Meno carne nelle tavole degli italiani ma cresce la domanda di qualità e con grande attenzione alla salute; quella di maiale è la preferita, seguita da bovina e avicola. E’ quanto emerge dalle prime analisi dell’Osservatorio nazionale sui consumi delle carni di Agriumbria, che sarà presentato nel corso della fiera a Bastia Umbra dal 31 marzo al 2 aprile.
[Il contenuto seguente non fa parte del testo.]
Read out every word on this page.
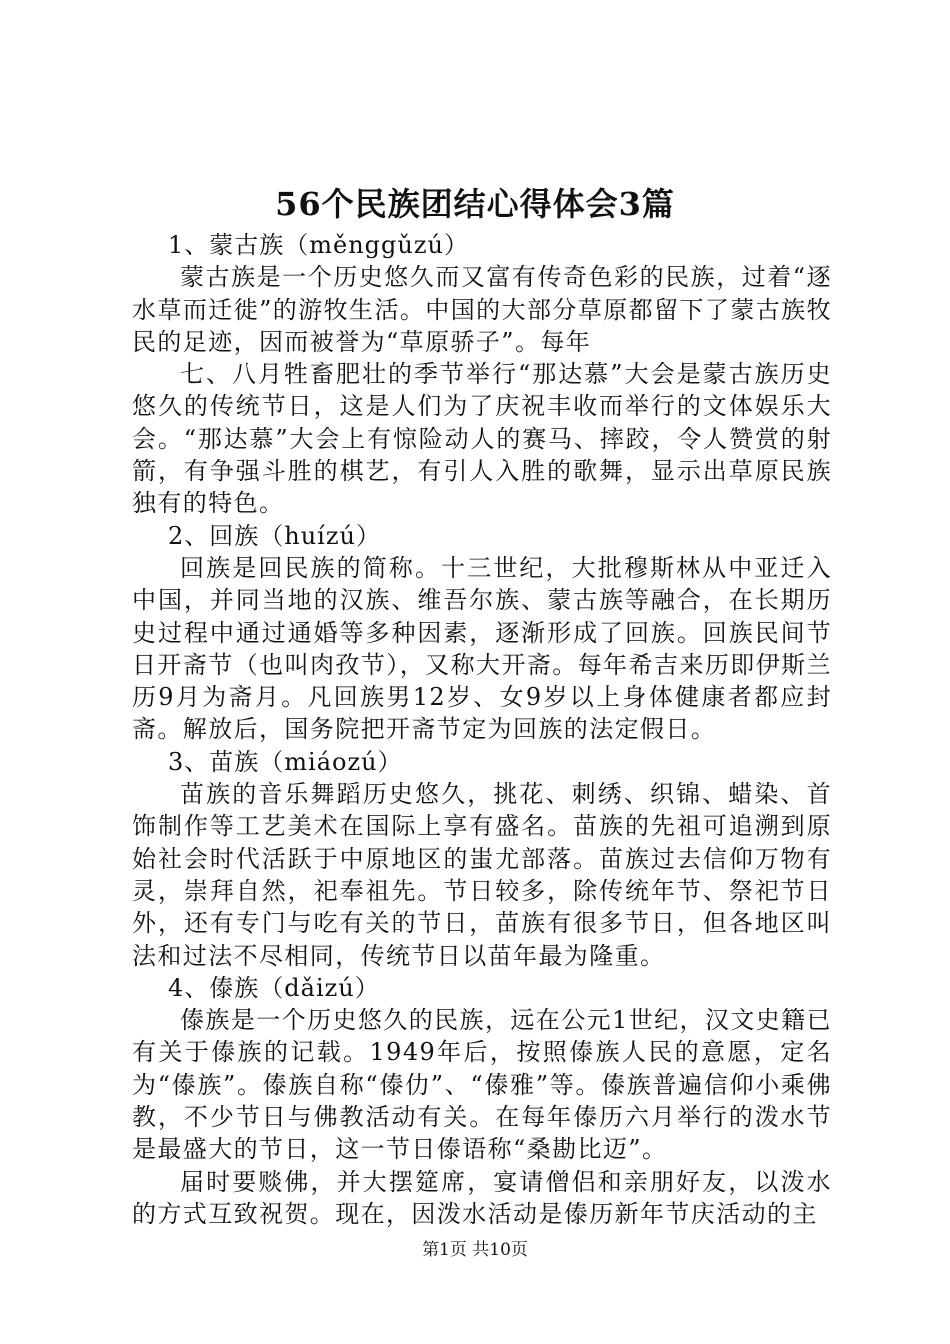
56个民族团结心得体会3篇

1、蒙古族（měnggǔzú）

蒙古族是一个历史悠久而又富有传奇色彩的民族，过着“逐水草而迁徙”的游牧生活。中国的大部分草原都留下了蒙古族牧民的足迹，因而被誉为“草原骄子”。每年

七、八月牲畜肥壮的季节举行“那达慕”大会是蒙古族历史悠久的传统节日，这是人们为了庆祝丰收而举行的文体娱乐大会。“那达慕”大会上有惊险动人的赛马、摔跤，令人赞赏的射箭，有争强斗胜的棋艺，有引人入胜的歌舞，显示出草原民族独有的特色。

2、回族（huízú）

回族是回民族的简称。十三世纪，大批穆斯林从中亚迁入中国，并同当地的汉族、维吾尔族、蒙古族等融合，在长期历史过程中通过通婚等多种因素，逐渐形成了回族。回族民间节日开斋节（也叫肉孜节），又称大开斋。每年希吉来历即伊斯兰历9月为斋月。凡回族男12岁、女9岁以上身体健康者都应封斋。解放后，国务院把开斋节定为回族的法定假日。

3、苗族（miáozú）

苗族的音乐舞蹈历史悠久，挑花、刺绣、织锦、蜡染、首饰制作等工艺美术在国际上享有盛名。苗族的先祖可追溯到原始社会时代活跃于中原地区的蚩尤部落。苗族过去信仰万物有灵，崇拜自然，祀奉祖先。节日较多，除传统年节、祭祀节日外，还有专门与吃有关的节日，苗族有很多节日，但各地区叫法和过法不尽相同，传统节日以苗年最为隆重。

4、傣族（dǎizú）

傣族是一个历史悠久的民族，远在公元1世纪，汉文史籍已有关于傣族的记载。1949年后，按照傣族人民的意愿，定名为“傣族”。傣族自称“傣仂”、“傣雅”等。傣族普遍信仰小乘佛教，不少节日与佛教活动有关。在每年傣历六月举行的泼水节是最盛大的节日，这一节日傣语称“桑勘比迈”。

届时要赕佛，并大摆筵席，宴请僧侣和亲朋好友，以泼水的方式互致祝贺。现在，因泼水活动是傣历新年节庆活动的主

第1页 共10页
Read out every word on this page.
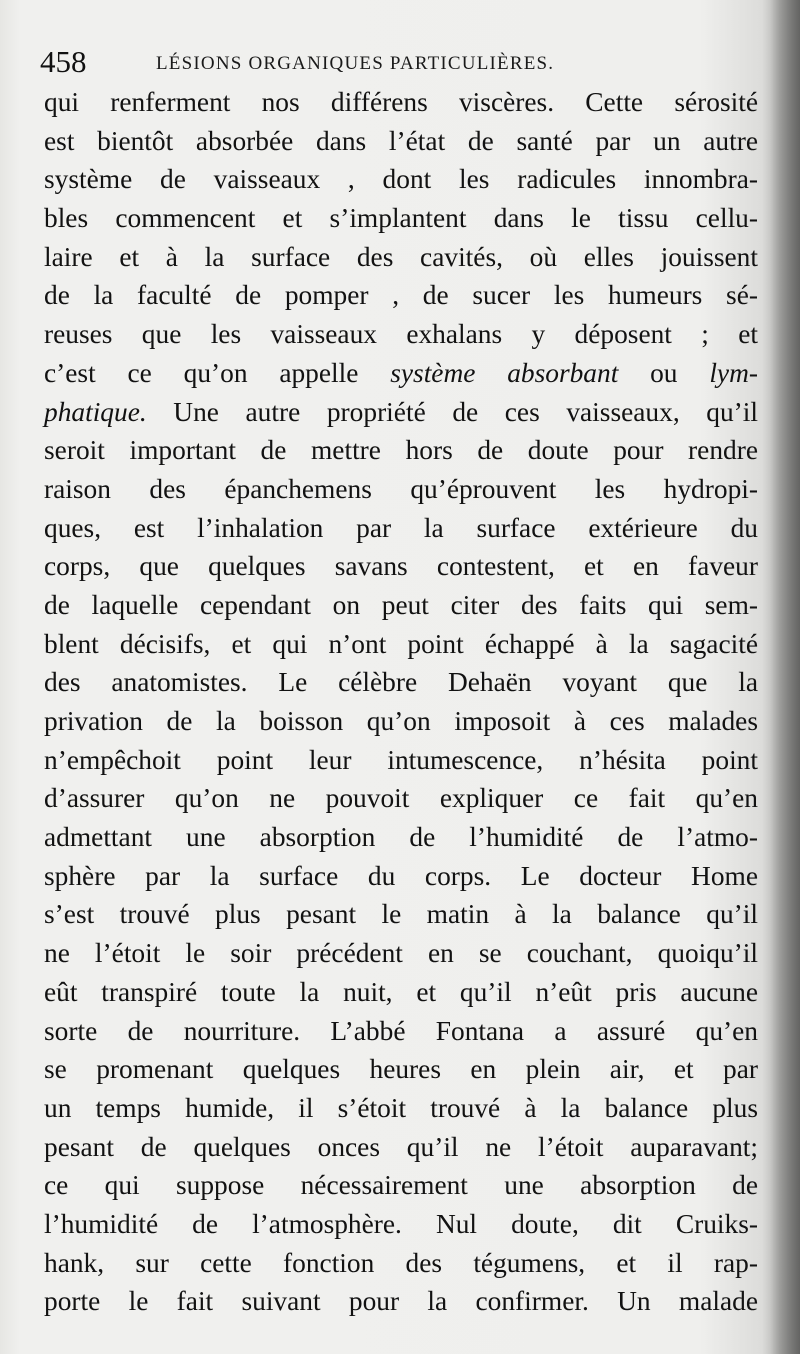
458	LÉSIONS ORGANIQUES PARTICULIÈRES.
qui renferment nos différens viscères. Cette sérosité
est bientôt absorbée dans l’état de santé par un autre
système de vaisseaux , dont les radicules innombra-
bles commencent et s’implantent dans le tissu cellu-
laire et à la surface des cavités, où elles jouissent
de la faculté de pomper , de sucer les humeurs sé-
reuses que les vaisseaux exhalans y déposent ; et
c’est ce qu’on appelle système absorbant ou lym-
phatique. Une autre propriété de ces vaisseaux, qu’il
seroit important de mettre hors de doute pour rendre
raison des épanchemens qu’éprouvent les hydropi-
ques, est l’inhalation par la surface extérieure du
corps, que quelques savans contestent, et en faveur
de laquelle cependant on peut citer des faits qui sem-
blent décisifs, et qui n’ont point échappé à la sagacité
des anatomistes. Le célèbre Dehaën voyant que la
privation de la boisson qu’on imposoit à ces malades
n’empêchoit point leur intumescence, n’hésita point
d’assurer qu’on ne pouvoit expliquer ce fait qu’en
admettant une absorption de l’humidité de l’atmo-
sphère par la surface du corps. Le docteur Home
s’est trouvé plus pesant le matin à la balance qu’il
ne l’étoit le soir précédent en se couchant, quoiqu’il
eût transpiré toute la nuit, et qu’il n’eût pris aucune
sorte de nourriture. L’abbé Fontana a assuré qu’en
se promenant quelques heures en plein air, et par
un temps humide, il s’étoit trouvé à la balance plus
pesant de quelques onces qu’il ne l’étoit auparavant;
ce qui suppose nécessairement une absorption de
l’humidité de l’atmosphère. Nul doute, dit Cruiks-
hank, sur cette fonction des tégumens, et il rap-
porte le fait suivant pour la confirmer. Un malade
Il consumo medio annuo in Italia di carne è di 79 kg pro-capite, il più basso in Europa; i danesi sono a 109,8 kg, i portoghesi 101 kg, gli spagnoli 99,5 kg, francesi e tedeschi a 85,8 e 86 kg. Secondo i dati di febbraio, complice l’inflazione di gennaio, gli acquisti degli italiani sono però aumentati del 14% per la carne bovina, del 10% per i salumi e dell’8% per il maiale. Rimane il fatto che per frutta e verdura gli italiani spendono 98,55 euro al mese per famiglia, cifra superiore a quella per la carne scesa a 97 euro al mese, con una incidenza del 22% sul totale.
Il 2016 comunque ha visto ancora una flessione del 5% dei consumi domestici di carni bovine, dopo che anche il 2015 si era chiuso con -6%. I consumatori di carne sono calati del 7%, con oltre 16 milioni che nell’ultimo anno ne hanno ridotto gli acquisti. Quanto alle scelte, la più consumata in Italia resta la carne di maiale (37 kg a testa all’anno), seguita da quella bovina (21 kg) e dall’avicola (19 kg), mentre sul fronte delle quantità portate in tavola sono scese in media a 85 grammi al giorno. Crollano invece wurstel (-16,4%), carne in scatola (-9,9%), la rossa (-2,8%) e il prosciutto crudo (-2,4%).
Molto importanti nelle scelte dei consumatori le preparazioni. I prodotti pronti all’uso sono semrpe piùrichiesti. Ma vanno bene anche le preparazioni fresche di coniglio (+3%) e quelle di pollame (+1,1%).
I minori soncumi di carne si ripercuotono anche sugli allevamenti. Dal 2010 al 2016 hanno chiuso oltre 12 mila stalle da carne sia per la minor domanda, sia per effetto e importazioni dall’estero che riguardano il 33% della carne consumata in Italia, ovvero quasi il 40% della carne bovina e il 35% di quella di maiale.